The story of the container shipping industry over the past half-century is a story of cascading consolidation. A shrinking pool of ocean freight carriers, with names like Maersk and Evergreen, operate the vast majority of container ships. The top 10 carriers are currently responsible for about 85 percent of all world container shipping capacity.
These companies have, in turn, adopted a relatively uncomplicated growth strategy: to make more money, build bigger boats. The Ever Given, the notorious “big boat” that got stuck in the Suez Canal earlier this year, is larger than the Empire State Building—and it no longer looks out of place on the high seas. The average container ship nearly doubled in size between 1996 and 2015. While ships that carried between 10,000 and 15,000 containers didn’t exist at the turn of the century, by 2020 they accounted for 17.5 percent of arrivals on the West Coast.

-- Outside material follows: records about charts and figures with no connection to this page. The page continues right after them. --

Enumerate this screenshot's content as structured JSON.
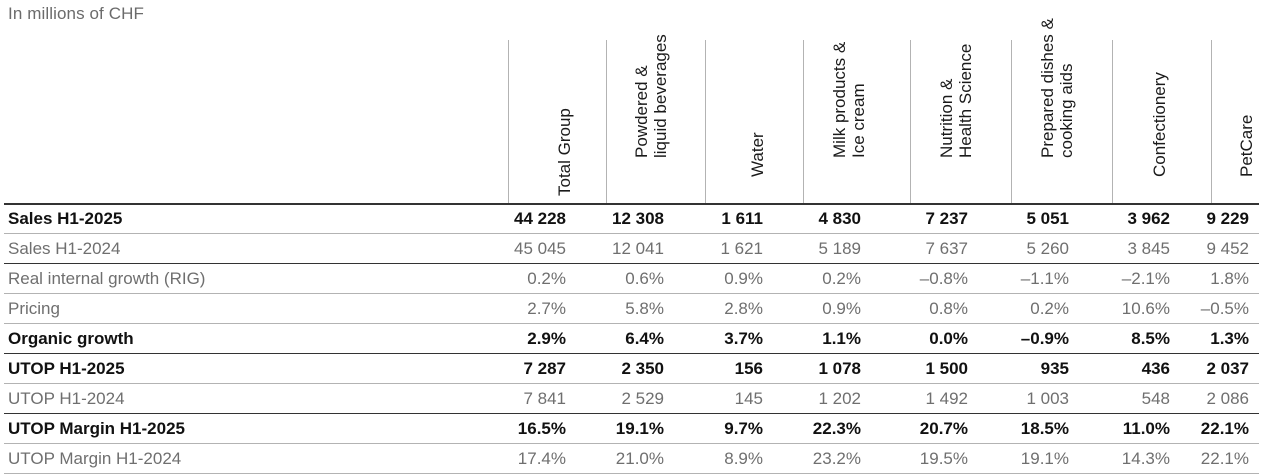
{
  "caption": "In millions of CHF",
  "columns": [
    {
      "key": "total",
      "lines": [
        "Total Group"
      ]
    },
    {
      "key": "powdered",
      "lines": [
        "Powdered &",
        "liquid beverages"
      ]
    },
    {
      "key": "water",
      "lines": [
        "Water"
      ]
    },
    {
      "key": "milk",
      "lines": [
        "Milk products &",
        "Ice cream"
      ]
    },
    {
      "key": "nutrition",
      "lines": [
        "Nutrition &",
        "Health Science"
      ]
    },
    {
      "key": "prepared",
      "lines": [
        "Prepared dishes &",
        "cooking aids"
      ]
    },
    {
      "key": "confectionery",
      "lines": [
        "Confectionery"
      ]
    },
    {
      "key": "petcare",
      "lines": [
        "PetCare"
      ]
    }
  ],
  "rows": [
    {
      "label": "Sales H1-2025",
      "style": "bold",
      "values": [
        "44 228",
        "12 308",
        "1 611",
        "4 830",
        "7 237",
        "5 051",
        "3 962",
        "9 229"
      ]
    },
    {
      "label": "Sales H1-2024",
      "style": "light-thick",
      "values": [
        "45 045",
        "12 041",
        "1 621",
        "5 189",
        "7 637",
        "5 260",
        "3 845",
        "9 452"
      ]
    },
    {
      "label": "Real internal growth (RIG)",
      "style": "light",
      "values": [
        "0.2%",
        "0.6%",
        "0.9%",
        "0.2%",
        "–0.8%",
        "–1.1%",
        "–2.1%",
        "1.8%"
      ]
    },
    {
      "label": "Pricing",
      "style": "light",
      "values": [
        "2.7%",
        "5.8%",
        "2.8%",
        "0.9%",
        "0.8%",
        "0.2%",
        "10.6%",
        "–0.5%"
      ]
    },
    {
      "label": "Organic growth",
      "style": "bold-thick",
      "values": [
        "2.9%",
        "6.4%",
        "3.7%",
        "1.1%",
        "0.0%",
        "–0.9%",
        "8.5%",
        "1.3%"
      ]
    },
    {
      "label": "UTOP H1-2025",
      "style": "bold",
      "values": [
        "7 287",
        "2 350",
        "156",
        "1 078",
        "1 500",
        "935",
        "436",
        "2 037"
      ]
    },
    {
      "label": "UTOP H1-2024",
      "style": "light-thick",
      "values": [
        "7 841",
        "2 529",
        "145",
        "1 202",
        "1 492",
        "1 003",
        "548",
        "2 086"
      ]
    },
    {
      "label": "UTOP Margin H1-2025",
      "style": "bold",
      "values": [
        "16.5%",
        "19.1%",
        "9.7%",
        "22.3%",
        "20.7%",
        "18.5%",
        "11.0%",
        "22.1%"
      ]
    },
    {
      "label": "UTOP Margin H1-2024",
      "style": "light",
      "values": [
        "17.4%",
        "21.0%",
        "8.9%",
        "23.2%",
        "19.5%",
        "19.1%",
        "14.3%",
        "22.1%"
      ]
    }
  ]
}
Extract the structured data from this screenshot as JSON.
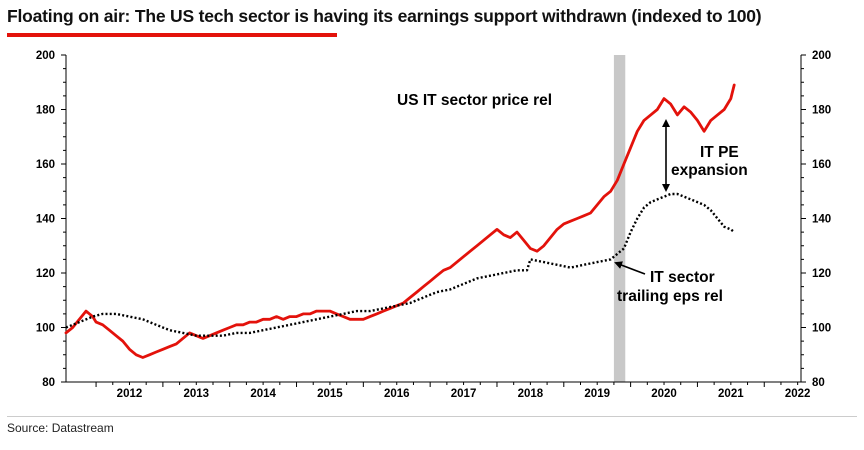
{
  "title": "Floating on air: The US tech sector is having its earnings support withdrawn (indexed to 100)",
  "source": "Source: Datastream",
  "colors": {
    "price": "#e3120b",
    "eps": "#000000",
    "shade": "#c8c8c8",
    "accent": "#e3120b"
  },
  "chart_data": {
    "type": "line",
    "title": "Floating on air: The US tech sector is having its earnings support withdrawn (indexed to 100)",
    "xlabel": "",
    "ylabel": "",
    "xlim": [
      2011.55,
      2022.55
    ],
    "ylim": [
      80,
      200
    ],
    "y_ticks": [
      80,
      100,
      120,
      140,
      160,
      180,
      200
    ],
    "x_tick_labels": [
      "2012",
      "2013",
      "2014",
      "2015",
      "2016",
      "2017",
      "2018",
      "2019",
      "2020",
      "2021",
      "2022"
    ],
    "dual_axis": true,
    "grid": false,
    "shaded_period": [
      2019.75,
      2019.92
    ],
    "series": [
      {
        "name": "US IT sector price rel",
        "style": "solid",
        "color": "#e3120b",
        "x": [
          2011.55,
          2011.65,
          2011.75,
          2011.85,
          2011.95,
          2012.0,
          2012.1,
          2012.2,
          2012.3,
          2012.4,
          2012.5,
          2012.6,
          2012.7,
          2012.8,
          2012.9,
          2013.0,
          2013.1,
          2013.2,
          2013.3,
          2013.4,
          2013.5,
          2013.6,
          2013.7,
          2013.8,
          2013.9,
          2014.0,
          2014.1,
          2014.2,
          2014.3,
          2014.4,
          2014.5,
          2014.6,
          2014.7,
          2014.8,
          2014.9,
          2015.0,
          2015.1,
          2015.2,
          2015.3,
          2015.4,
          2015.5,
          2015.6,
          2015.7,
          2015.8,
          2015.9,
          2016.0,
          2016.1,
          2016.2,
          2016.3,
          2016.4,
          2016.5,
          2016.6,
          2016.7,
          2016.8,
          2016.9,
          2017.0,
          2017.1,
          2017.2,
          2017.3,
          2017.4,
          2017.5,
          2017.6,
          2017.7,
          2017.8,
          2017.9,
          2018.0,
          2018.1,
          2018.2,
          2018.3,
          2018.4,
          2018.5,
          2018.6,
          2018.7,
          2018.8,
          2018.9,
          2019.0,
          2019.1,
          2019.2,
          2019.3,
          2019.4,
          2019.5,
          2019.6,
          2019.7,
          2019.8,
          2019.9,
          2020.0,
          2020.1,
          2020.2,
          2020.3,
          2020.4,
          2020.5,
          2020.6,
          2020.7,
          2020.8,
          2020.9,
          2021.0,
          2021.1,
          2021.2,
          2021.3,
          2021.4,
          2021.5,
          2021.55
        ],
        "values": [
          98,
          100,
          103,
          106,
          104,
          102,
          101,
          99,
          97,
          95,
          92,
          90,
          89,
          90,
          91,
          92,
          93,
          94,
          96,
          98,
          97,
          96,
          97,
          98,
          99,
          100,
          101,
          101,
          102,
          102,
          103,
          103,
          104,
          103,
          104,
          104,
          105,
          105,
          106,
          106,
          106,
          105,
          104,
          103,
          103,
          103,
          104,
          105,
          106,
          107,
          108,
          109,
          111,
          113,
          115,
          117,
          119,
          121,
          122,
          124,
          126,
          128,
          130,
          132,
          134,
          136,
          134,
          133,
          135,
          132,
          129,
          128,
          130,
          133,
          136,
          138,
          139,
          140,
          141,
          142,
          145,
          148,
          150,
          154,
          160,
          166,
          172,
          176,
          178,
          180,
          184,
          182,
          178,
          181,
          179,
          176,
          172,
          176,
          178,
          180,
          184,
          189
        ]
      },
      {
        "name": "IT sector trailing eps rel",
        "style": "dotted",
        "color": "#000000",
        "x": [
          2011.55,
          2011.75,
          2011.95,
          2012.1,
          2012.3,
          2012.5,
          2012.7,
          2012.9,
          2013.1,
          2013.3,
          2013.5,
          2013.7,
          2013.9,
          2014.1,
          2014.3,
          2014.5,
          2014.7,
          2014.9,
          2015.1,
          2015.3,
          2015.5,
          2015.7,
          2015.9,
          2016.1,
          2016.3,
          2016.5,
          2016.7,
          2016.9,
          2017.1,
          2017.3,
          2017.5,
          2017.7,
          2017.9,
          2018.1,
          2018.3,
          2018.45,
          2018.5,
          2018.7,
          2018.9,
          2019.1,
          2019.3,
          2019.5,
          2019.7,
          2019.8,
          2019.9,
          2020.0,
          2020.1,
          2020.2,
          2020.3,
          2020.4,
          2020.5,
          2020.6,
          2020.7,
          2020.8,
          2020.9,
          2021.0,
          2021.1,
          2021.2,
          2021.3,
          2021.4,
          2021.5,
          2021.55
        ],
        "values": [
          100,
          102,
          104,
          105,
          105,
          104,
          103,
          101,
          99,
          98,
          97,
          97,
          97,
          98,
          98,
          99,
          100,
          101,
          102,
          103,
          104,
          105,
          106,
          106,
          107,
          108,
          109,
          111,
          113,
          114,
          116,
          118,
          119,
          120,
          121,
          121,
          125,
          124,
          123,
          122,
          123,
          124,
          125,
          127,
          129,
          135,
          140,
          144,
          146,
          147,
          148,
          149,
          149,
          148,
          147,
          146,
          145,
          143,
          140,
          137,
          136,
          135
        ]
      }
    ],
    "annotations": [
      {
        "text": "US IT sector price rel"
      },
      {
        "text": "IT PE"
      },
      {
        "text": "expansion"
      },
      {
        "text": "IT sector"
      },
      {
        "text": "trailing eps rel"
      }
    ]
  }
}
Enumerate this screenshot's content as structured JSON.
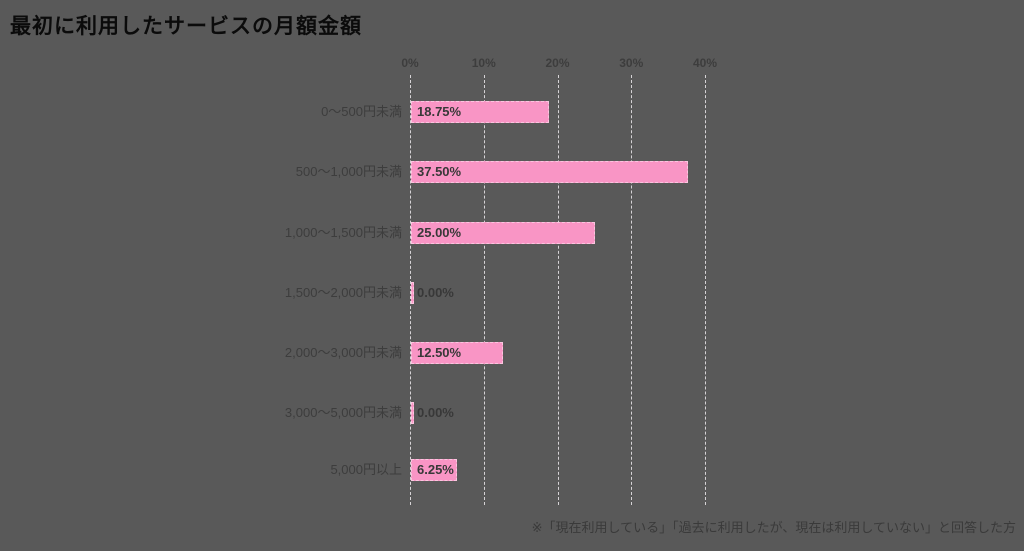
{
  "page": {
    "background_color": "#595959"
  },
  "title": {
    "text": "最初に利用したサービスの月額金額",
    "color": "#0b0b0b"
  },
  "footnote": {
    "text": "※「現在利用している」「過去に利用したが、現在は利用していない」と回答した方"
  },
  "chart_data": {
    "type": "bar",
    "orientation": "horizontal",
    "title": "最初に利用したサービスの月額金額",
    "categories": [
      "0〜500円未満",
      "500〜1,000円未満",
      "1,000〜1,500円未満",
      "1,500〜2,000円未満",
      "2,000〜3,000円未満",
      "3,000〜5,000円未満",
      "5,000円以上"
    ],
    "values": [
      18.75,
      37.5,
      25.0,
      0.0,
      12.5,
      0.0,
      6.25
    ],
    "value_labels": [
      "18.75%",
      "37.50%",
      "25.00%",
      "0.00%",
      "12.50%",
      "0.00%",
      "6.25%"
    ],
    "x_ticks": [
      "0%",
      "10%",
      "20%",
      "30%",
      "40%"
    ],
    "x_tick_values": [
      0,
      10,
      20,
      30,
      40
    ],
    "xlim": [
      0,
      40
    ],
    "xlabel": "",
    "ylabel": "",
    "grid": true,
    "legend": false,
    "bar_color": "#F995C5",
    "grid_color": "#D6D3D6",
    "category_label_color": "#3D3D3D",
    "tick_label_color": "#3D3D3D",
    "value_label_color": "#383838"
  }
}
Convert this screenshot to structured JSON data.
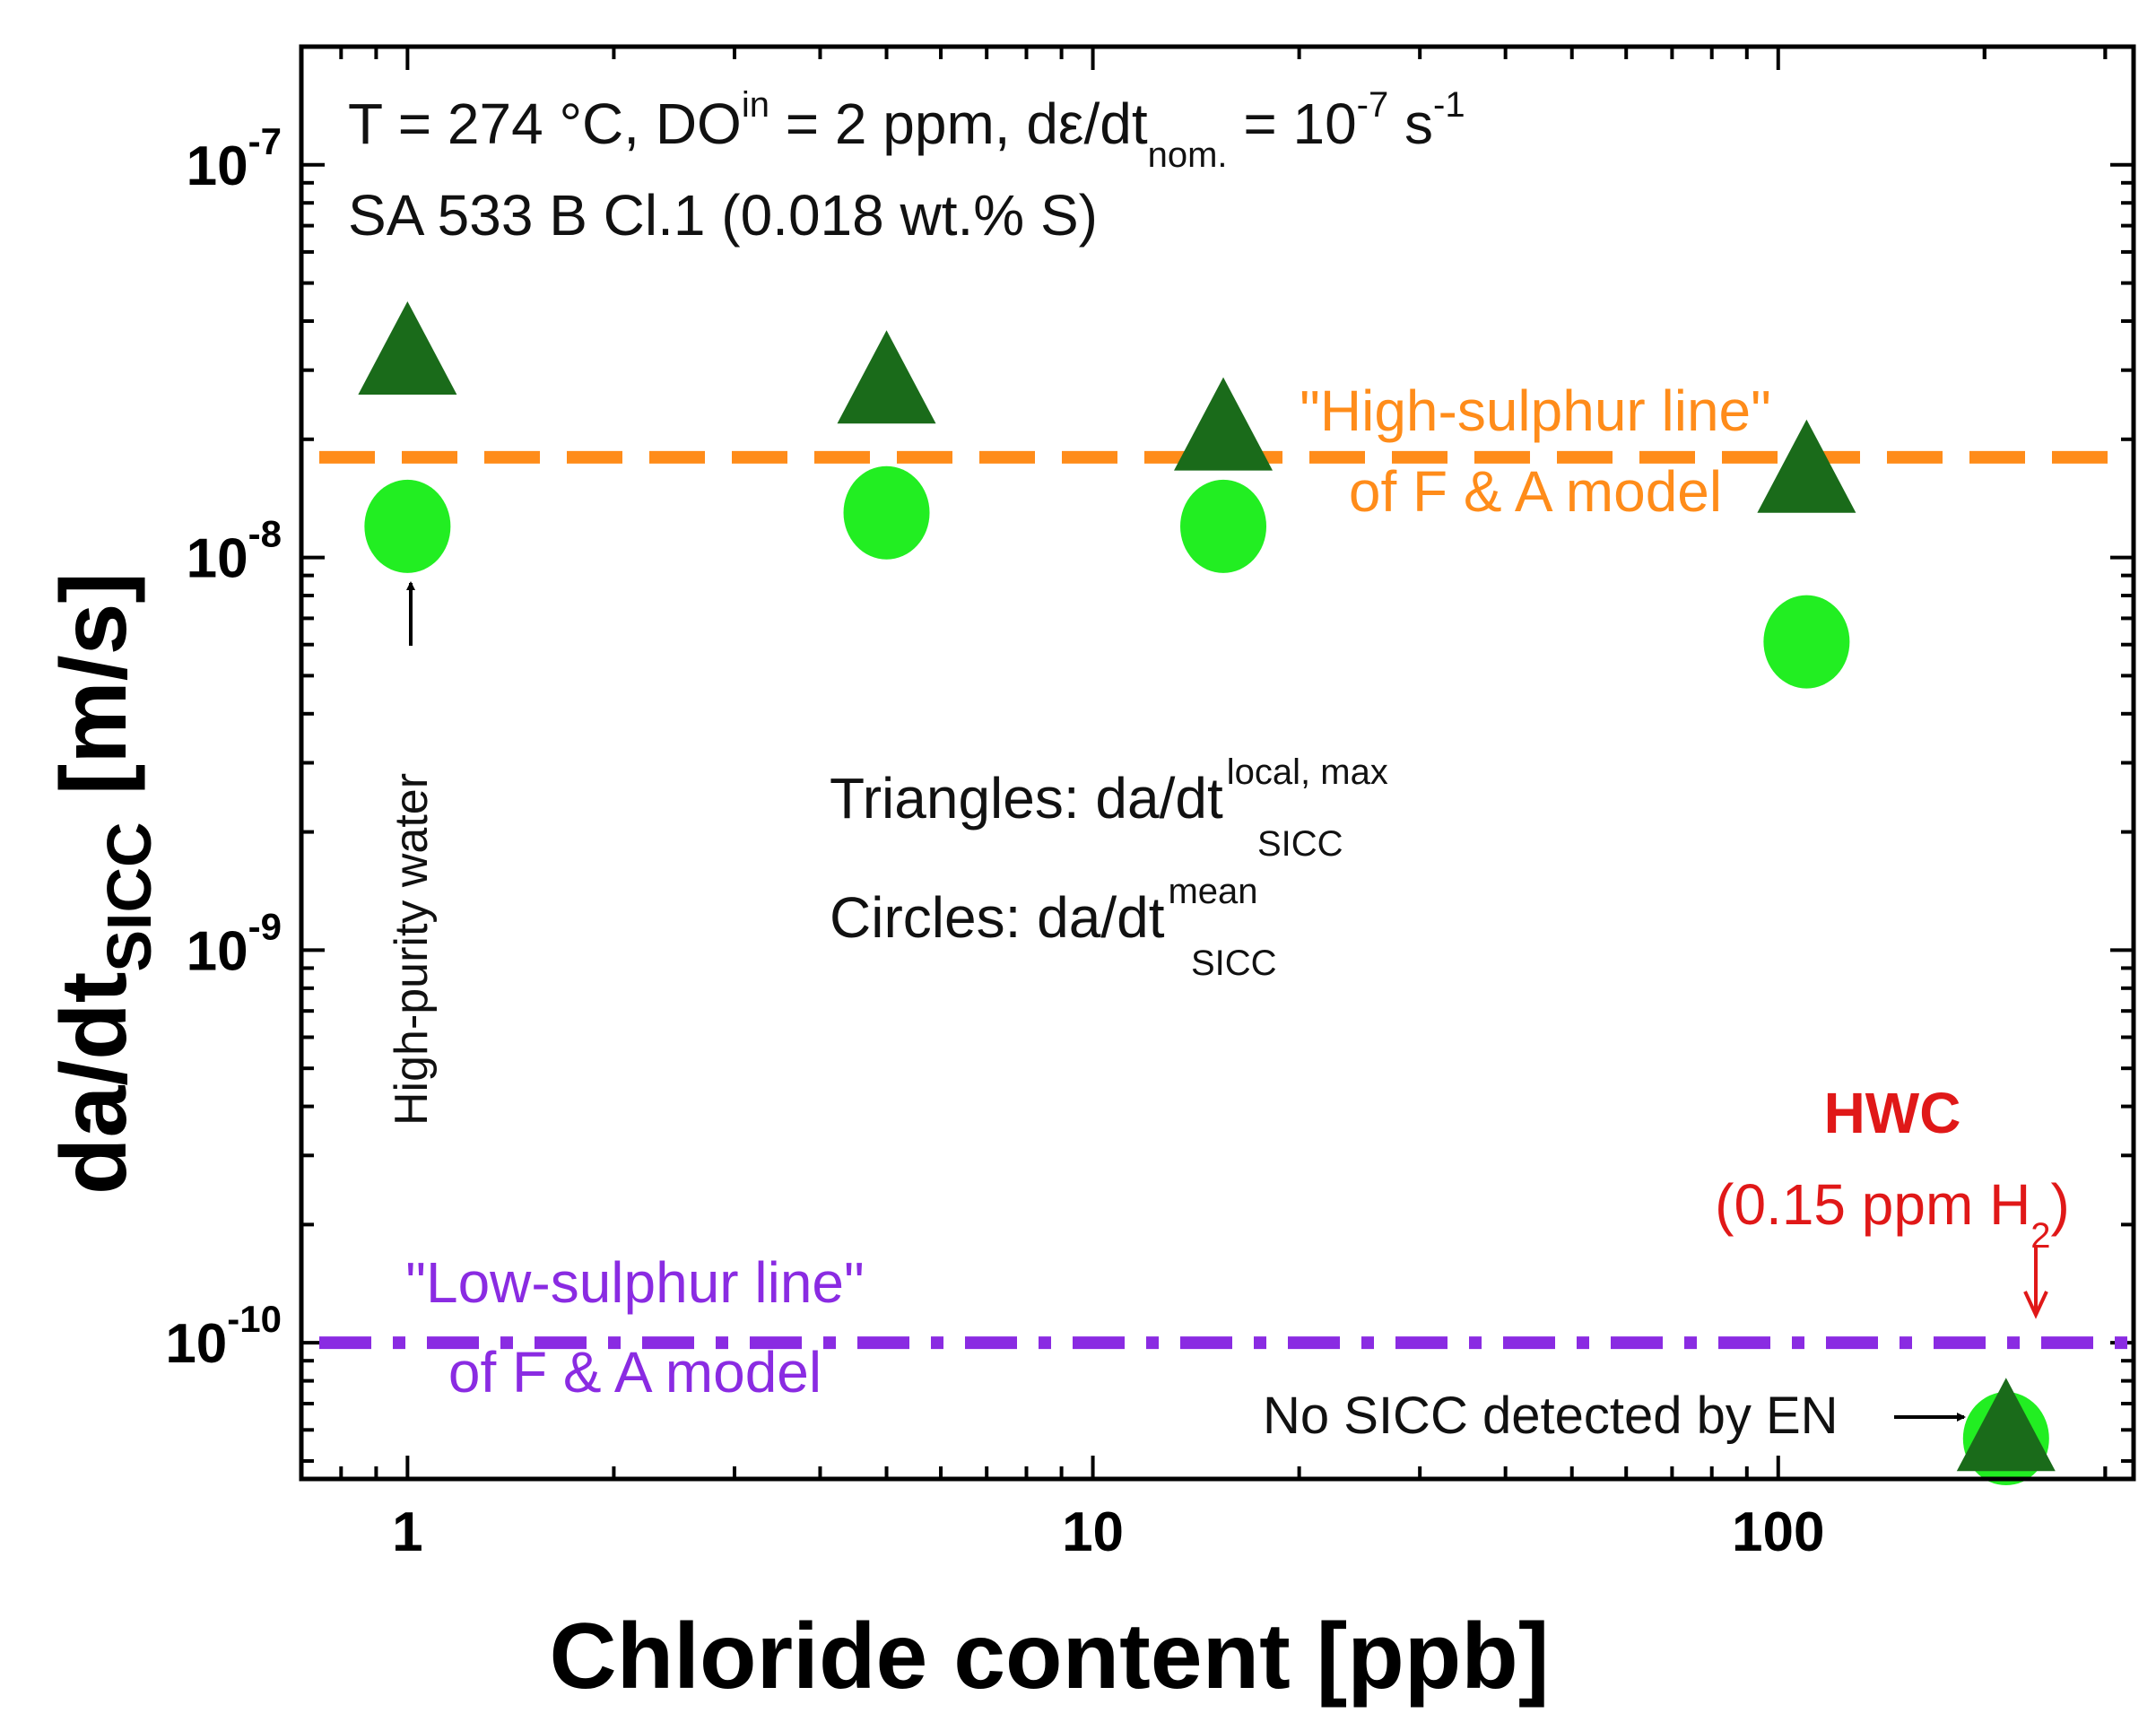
{
  "chart_data": {
    "type": "scatter",
    "xscale": "log",
    "yscale": "log",
    "xlim": [
      0.7,
      330
    ],
    "ylim": [
      4.5e-11,
      2e-07
    ],
    "xlabel": "Chloride content [ppb]",
    "ylabel_main": "da/dt",
    "ylabel_sub": "SICC",
    "ylabel_unit": "[m/s]",
    "x_ticks": [
      {
        "value": 1,
        "label": "1"
      },
      {
        "value": 10,
        "label": "10"
      },
      {
        "value": 100,
        "label": "100"
      }
    ],
    "y_ticks": [
      {
        "value": 1e-10,
        "base": "10",
        "exp": "-10"
      },
      {
        "value": 1e-09,
        "base": "10",
        "exp": "-9"
      },
      {
        "value": 1e-08,
        "base": "10",
        "exp": "-8"
      },
      {
        "value": 1e-07,
        "base": "10",
        "exp": "-7"
      }
    ],
    "series": [
      {
        "marker": "triangle",
        "color": "#1a6b1a",
        "x": [
          1,
          5,
          15.5,
          110,
          215
        ],
        "y": [
          3.2e-08,
          2.7e-08,
          2.05e-08,
          1.6e-08,
          5.8e-11
        ]
      },
      {
        "marker": "circle",
        "color": "#22ee22",
        "x": [
          1,
          5,
          15.5,
          110,
          215
        ],
        "y": [
          1.2e-08,
          1.3e-08,
          1.2e-08,
          6.1e-09,
          5.7e-11
        ]
      }
    ],
    "reference_lines": [
      {
        "y": 1.8e-08,
        "style": "dashed",
        "color": "#ff8c1a"
      },
      {
        "y": 1e-10,
        "style": "dash-dot",
        "color": "#8a2be2"
      }
    ],
    "grid": false
  },
  "annotations": {
    "conditions": {
      "part1": "T = 274 °C, DO",
      "sup1": "in",
      "part2": " = 2 ppm, dε/dt",
      "sub1": "nom.",
      "part3": " = 10",
      "sup2": "-7",
      "part4": " s",
      "sup3": "-1"
    },
    "material": "SA 533 B Cl.1 (0.018 wt.% S)",
    "high_sulphur_1": "\"High-sulphur line\"",
    "high_sulphur_2": "of F & A model",
    "low_sulphur_1": "\"Low-sulphur line\"",
    "low_sulphur_2": "of F & A model",
    "triangles_main": "Triangles: da/dt",
    "triangles_sup": "local, max",
    "triangles_sub": "SICC",
    "circles_main": "Circles: da/dt",
    "circles_sup": "mean",
    "circles_sub": "SICC",
    "high_purity": "High-purity water",
    "hwc_title": "HWC",
    "hwc_detail_main": "(0.15 ppm H",
    "hwc_detail_sub": "2",
    "hwc_detail_end": ")",
    "no_sicc": "No SICC detected by EN"
  }
}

Container ships have gotten so big so quickly that many ports can’t really accommodate these giant boats, creating a backlog that directly explains why your holiday gifts are arriving late. Plus, small and midsized ports risk getting sized out entirely. A recent paper found that 436 world ports (out of a total of nearly 3,000) rely on vessels with a capacity of under 1,000 containers. But container ships of that size are disappearing, and a fifth of those ports might be unable to accept bigger ships at all.